Dans une optique purement RH et de mobilité professionnelle, le groupe ADP a mis en place depuis le 12 janvier une plateforme digitale baptisée « Passerelles », avec inscription sur volontariat des collaborateurs. Passerelles vise à accompagner de manière dynamique les mobilités, en étant centrée sur la bonne compréhension des compétences individuelles, pour accompagner au mieux de possibles parcours professionnels. Passerelles vise à accompagner de manière dynamique les mobilités, en étant centrée sur la bonne compréhension des compétences individuelles, pour accompagner au mieux de possibles parcours professionnels. Chaque collaborateur peut s'inscrire et renseigner ses compétences, expériences et aspirations. Ensuite, l’IA générative intégrée dans Passerelles amène de la performance en personnalisant les approches. La forte valeur ajoutée réside ainsi dans le "matching", le rapprochement entre les compétences du salarié et les opportunités. 
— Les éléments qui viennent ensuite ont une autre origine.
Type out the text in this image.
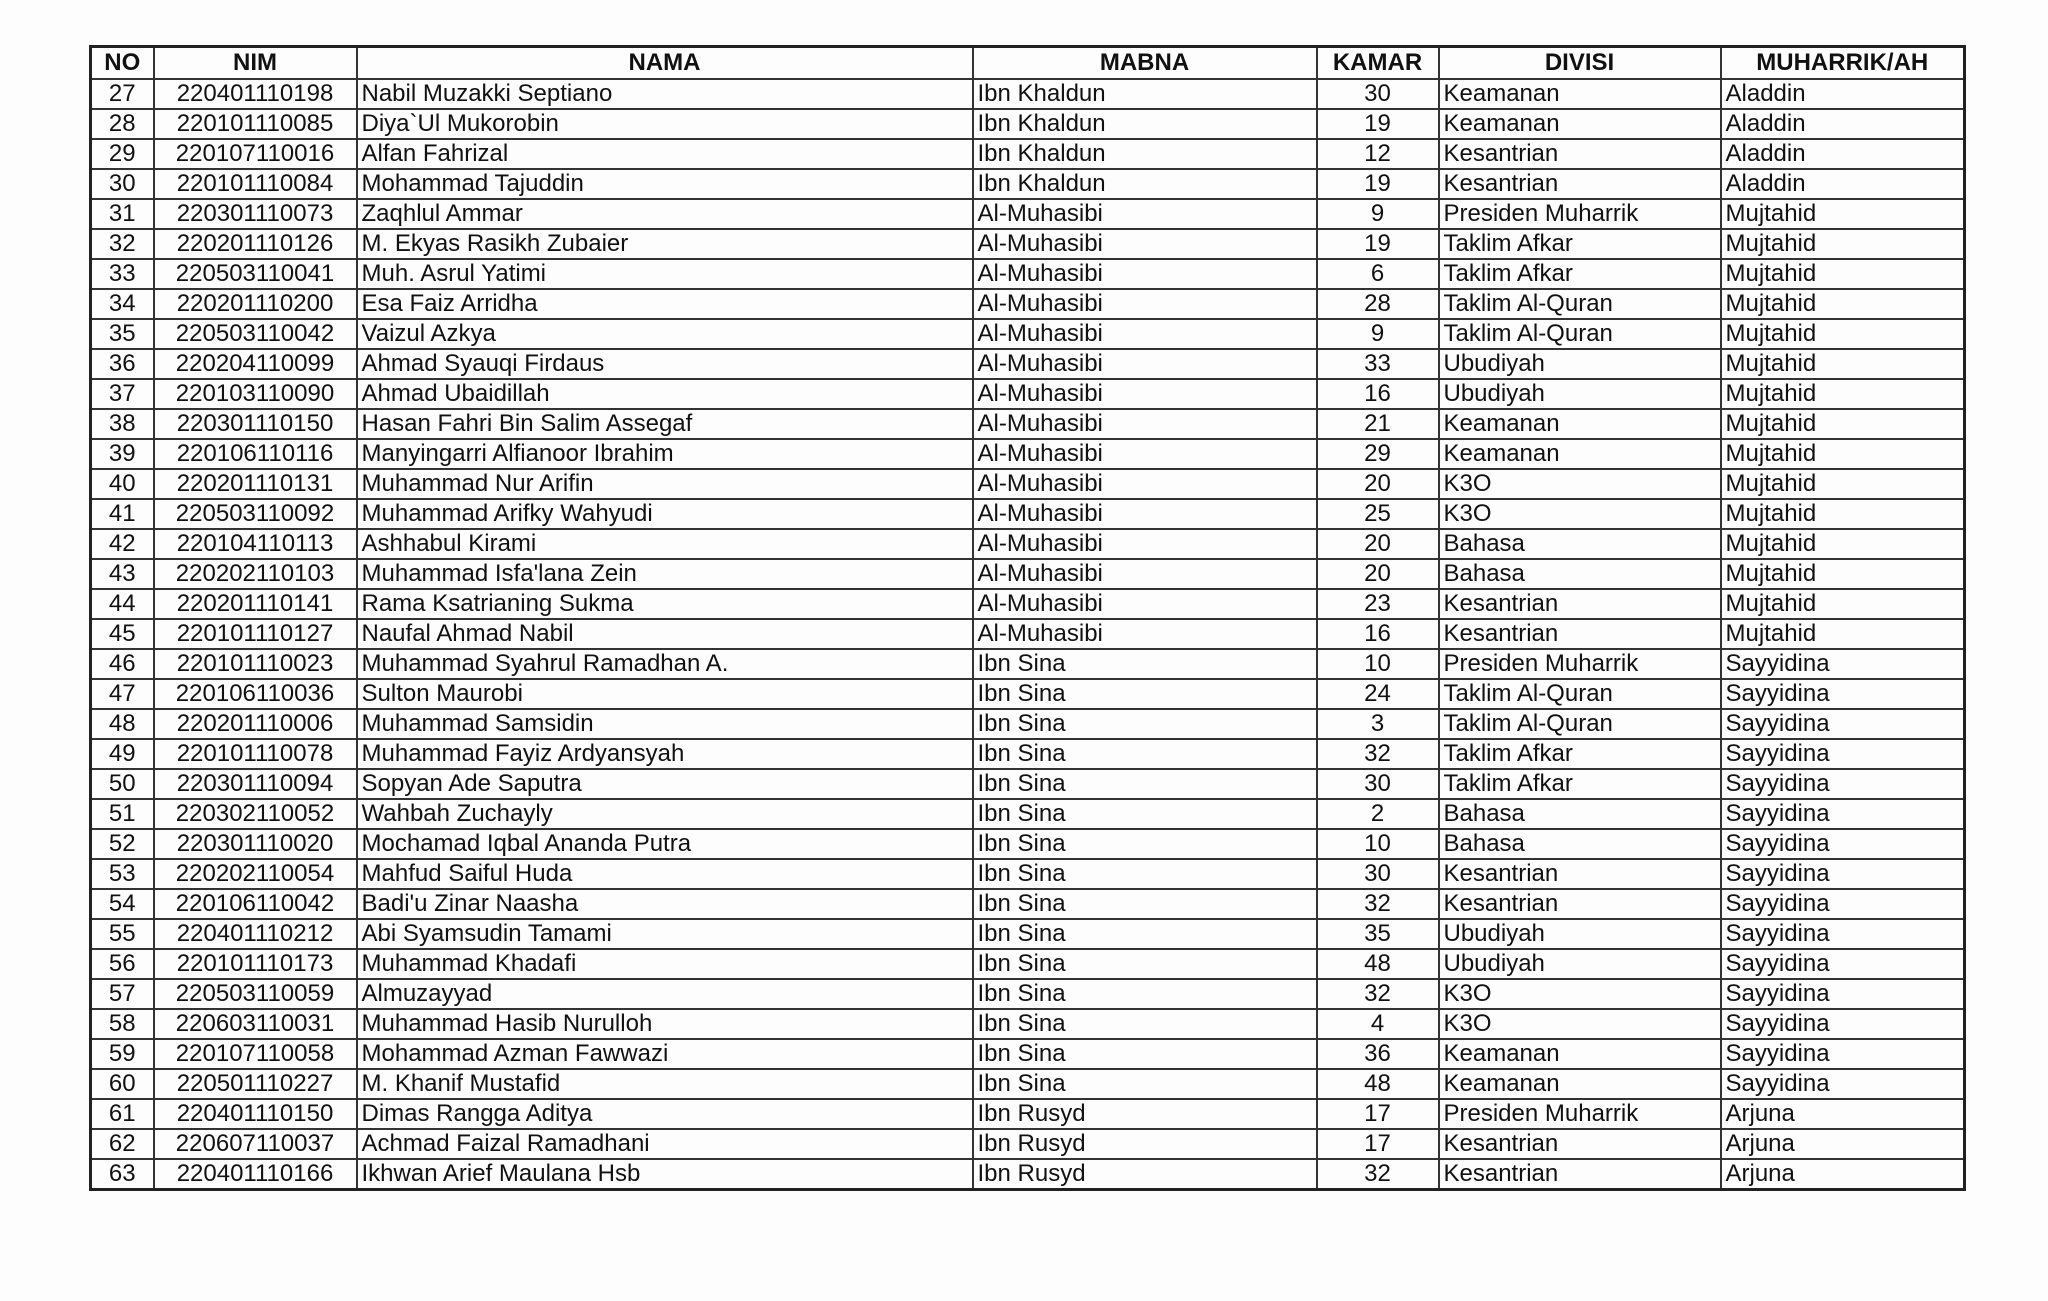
NO	NIM	NAMA	MABNA	KAMAR	DIVISI	MUHARRIK/AH
27	220401110198	Nabil Muzakki Septiano	Ibn Khaldun	30	Keamanan	Aladdin
28	220101110085	Diya`Ul Mukorobin	Ibn Khaldun	19	Keamanan	Aladdin
29	220107110016	Alfan Fahrizal	Ibn Khaldun	12	Kesantrian	Aladdin
30	220101110084	Mohammad Tajuddin	Ibn Khaldun	19	Kesantrian	Aladdin
31	220301110073	Zaqhlul Ammar	Al-Muhasibi	9	Presiden Muharrik	Mujtahid
32	220201110126	M. Ekyas Rasikh Zubaier	Al-Muhasibi	19	Taklim Afkar	Mujtahid
33	220503110041	Muh. Asrul Yatimi	Al-Muhasibi	6	Taklim Afkar	Mujtahid
34	220201110200	Esa Faiz Arridha	Al-Muhasibi	28	Taklim Al-Quran	Mujtahid
35	220503110042	Vaizul Azkya	Al-Muhasibi	9	Taklim Al-Quran	Mujtahid
36	220204110099	Ahmad Syauqi Firdaus	Al-Muhasibi	33	Ubudiyah	Mujtahid
37	220103110090	Ahmad Ubaidillah	Al-Muhasibi	16	Ubudiyah	Mujtahid
38	220301110150	Hasan Fahri Bin Salim Assegaf	Al-Muhasibi	21	Keamanan	Mujtahid
39	220106110116	Manyingarri Alfianoor Ibrahim	Al-Muhasibi	29	Keamanan	Mujtahid
40	220201110131	Muhammad Nur Arifin	Al-Muhasibi	20	K3O	Mujtahid
41	220503110092	Muhammad Arifky Wahyudi	Al-Muhasibi	25	K3O	Mujtahid
42	220104110113	Ashhabul Kirami	Al-Muhasibi	20	Bahasa	Mujtahid
43	220202110103	Muhammad Isfa'lana Zein	Al-Muhasibi	20	Bahasa	Mujtahid
44	220201110141	Rama Ksatrianing Sukma	Al-Muhasibi	23	Kesantrian	Mujtahid
45	220101110127	Naufal Ahmad Nabil	Al-Muhasibi	16	Kesantrian	Mujtahid
46	220101110023	Muhammad Syahrul Ramadhan A.	Ibn Sina	10	Presiden Muharrik	Sayyidina
47	220106110036	Sulton Maurobi	Ibn Sina	24	Taklim Al-Quran	Sayyidina
48	220201110006	Muhammad Samsidin	Ibn Sina	3	Taklim Al-Quran	Sayyidina
49	220101110078	Muhammad Fayiz Ardyansyah	Ibn Sina	32	Taklim Afkar	Sayyidina
50	220301110094	Sopyan Ade Saputra	Ibn Sina	30	Taklim Afkar	Sayyidina
51	220302110052	Wahbah Zuchayly	Ibn Sina	2	Bahasa	Sayyidina
52	220301110020	Mochamad Iqbal Ananda Putra	Ibn Sina	10	Bahasa	Sayyidina
53	220202110054	Mahfud Saiful Huda	Ibn Sina	30	Kesantrian	Sayyidina
54	220106110042	Badi'u Zinar Naasha	Ibn Sina	32	Kesantrian	Sayyidina
55	220401110212	Abi Syamsudin Tamami	Ibn Sina	35	Ubudiyah	Sayyidina
56	220101110173	Muhammad Khadafi	Ibn Sina	48	Ubudiyah	Sayyidina
57	220503110059	Almuzayyad	Ibn Sina	32	K3O	Sayyidina
58	220603110031	Muhammad Hasib Nurulloh	Ibn Sina	4	K3O	Sayyidina
59	220107110058	Mohammad Azman Fawwazi	Ibn Sina	36	Keamanan	Sayyidina
60	220501110227	M. Khanif Mustafid	Ibn Sina	48	Keamanan	Sayyidina
61	220401110150	Dimas Rangga Aditya	Ibn Rusyd	17	Presiden Muharrik	Arjuna
62	220607110037	Achmad Faizal Ramadhani	Ibn Rusyd	17	Kesantrian	Arjuna
63	220401110166	Ikhwan Arief Maulana Hsb	Ibn Rusyd	32	Kesantrian	Arjuna
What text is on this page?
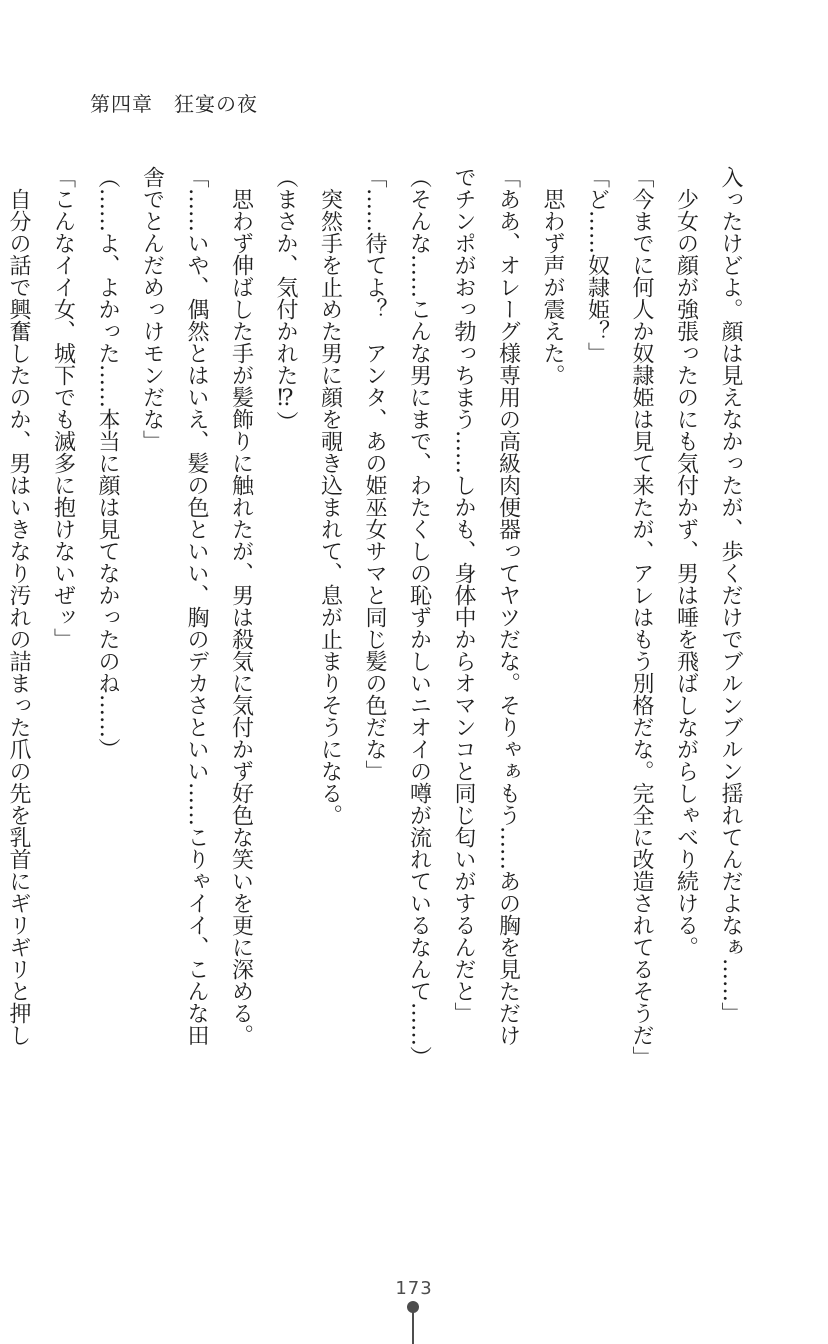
第四章　 狂宴の夜
入ったけどよ。顔は見えなかったが、歩くだけでブルンブルン揺れてんだよなぁ……」
　少女の顔が強張ったのにも気付かず、男は唾を飛ばしながらしゃべり続ける。
「今までに何人か奴隷姫は見て来たが、アレはもう別格だな。完全に改造されてるそうだ」
「ど……奴隷姫？」
　思わず声が震えた。
「ああ、オレーグ様専用の高級肉便器ってヤツだな。そりゃぁもう……あの胸を見ただけ
でチンポがおっ勃っちまう……しかも、身体中からオマンコと同じ匂いがするんだと」
（そんな……こんな男にまで、わたくしの恥ずかしいニオイの噂が流れているなんて……）
「……待てよ？　アンタ、あの姫巫女サマと同じ髪の色だな」
　突然手を止めた男に顔を覗き込まれて、息が止まりそうになる。
（まさか、気付かれた⁉）
　思わず伸ばした手が髪飾りに触れたが、男は殺気に気付かず好色な笑いを更に深める。
「……いや、偶然とはいえ、髪の色といい、胸のデカさといい……こりゃイイ、こんな田
舎でとんだめっけモンだな」
（……よ、よかった……本当に顔は見てなかったのね……）
「こんなイイ女、城下でも滅多に抱けないぜッ」
　自分の話で興奮したのか、男はいきなり汚れの詰まった爪の先を乳首にギリギリと押し
173
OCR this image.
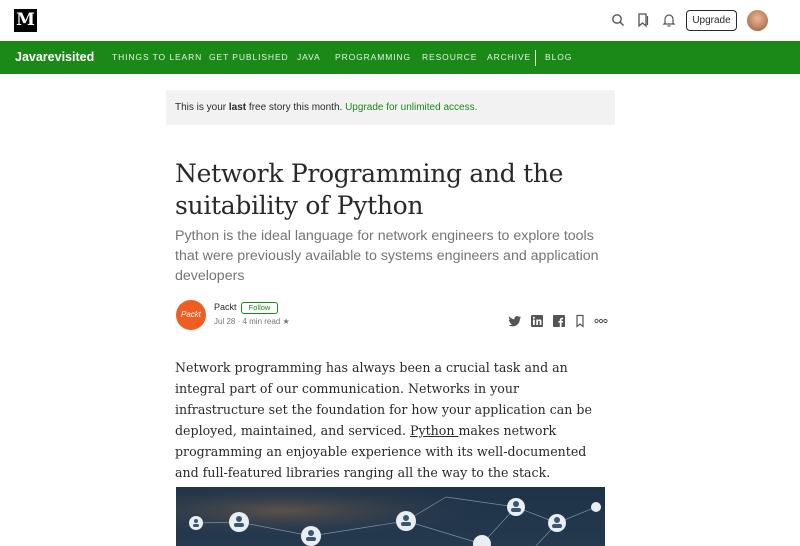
M	Upgrade
Javarevisited THINGS TO LEARN GET PUBLISHED JAVA PROGRAMMING RESOURCE ARCHIVE BLOG
This is your last free story this month. Upgrade for unlimited access.
Network Programming and the suitability of Python
Python is the ideal language for network engineers to explore tools that were previously available to systems engineers and application developers
Packt
Packt	Follow
Jul 28 · 4 min read ★

Network programming has always been a crucial task and an integral part of our communication. Networks in your infrastructure set the foundation for how your application can be deployed, maintained, and serviced. Python makes network programming an enjoyable experience with its well-documented and full-featured libraries ranging all the way to the stack.
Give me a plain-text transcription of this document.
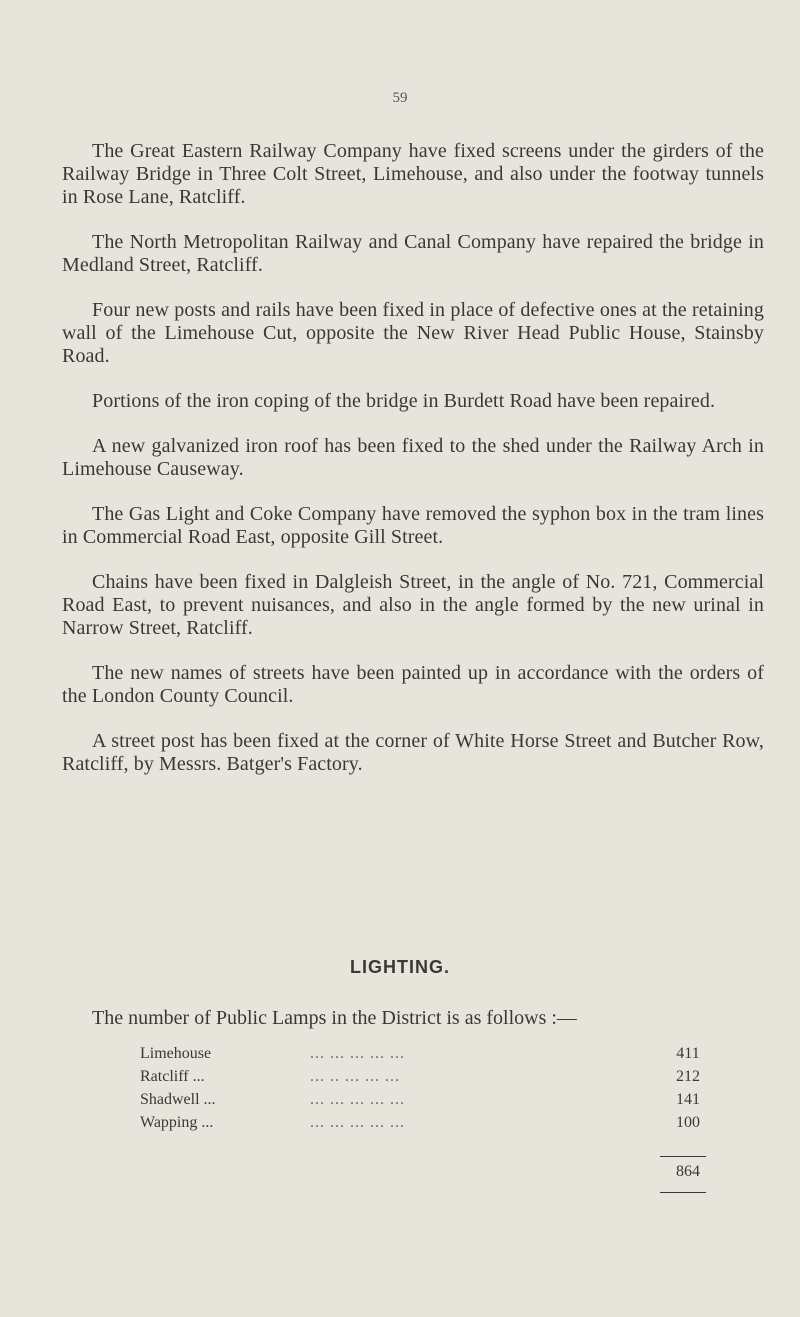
59

The Great Eastern Railway Company have fixed screens under the girders of the Railway Bridge in Three Colt Street, Limehouse, and also under the footway tunnels in Rose Lane, Ratcliff.

The North Metropolitan Railway and Canal Company have repaired the bridge in Medland Street, Ratcliff.

Four new posts and rails have been fixed in place of defective ones at the retaining wall of the Limehouse Cut, opposite the New River Head Public House, Stainsby Road.

Portions of the iron coping of the bridge in Burdett Road have been repaired.

A new galvanized iron roof has been fixed to the shed under the Railway Arch in Limehouse Causeway.

The Gas Light and Coke Company have removed the syphon box in the tram lines in Commercial Road East, opposite Gill Street.

Chains have been fixed in Dalgleish Street, in the angle of No. 721, Commercial Road East, to prevent nuisances, and also in the angle formed by the new urinal in Narrow Street, Ratcliff.

The new names of streets have been painted up in accordance with the orders of the London County Council.

A street post has been fixed at the corner of White Horse Street and Butcher Row, Ratcliff, by Messrs. Batger's Factory.

LIGHTING.
The number of Public Lamps in the District is as follows :—
Limehouse	... ... ... ... ...	411
Ratcliff ...	... .. ... ... ...	212
Shadwell ...	... ... ... ... ...	141
Wapping ...	... ... ... ... ...	100
864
Pour les salariés, une lecture automatisée de premiers éléments de profil permet de suggérer des informations pertinentes. Il peut ainsi se voir proposer des passerelles métiers au sein du Groupe ADP, découvrir des opportunités de mobilités et de formation avec des recommandations personnalisées en fonction de son profil, comprendre les écarts de compétences pour se projeter dans une mobilité. Pour les RH, c'est un outil de facilitation et d'intelligence collective pour le recrutement interne, l'anticipation des compétences clés, et la projection individuelle de carrière, avec dans quelques semaines les actions de développement et de formations possibles. 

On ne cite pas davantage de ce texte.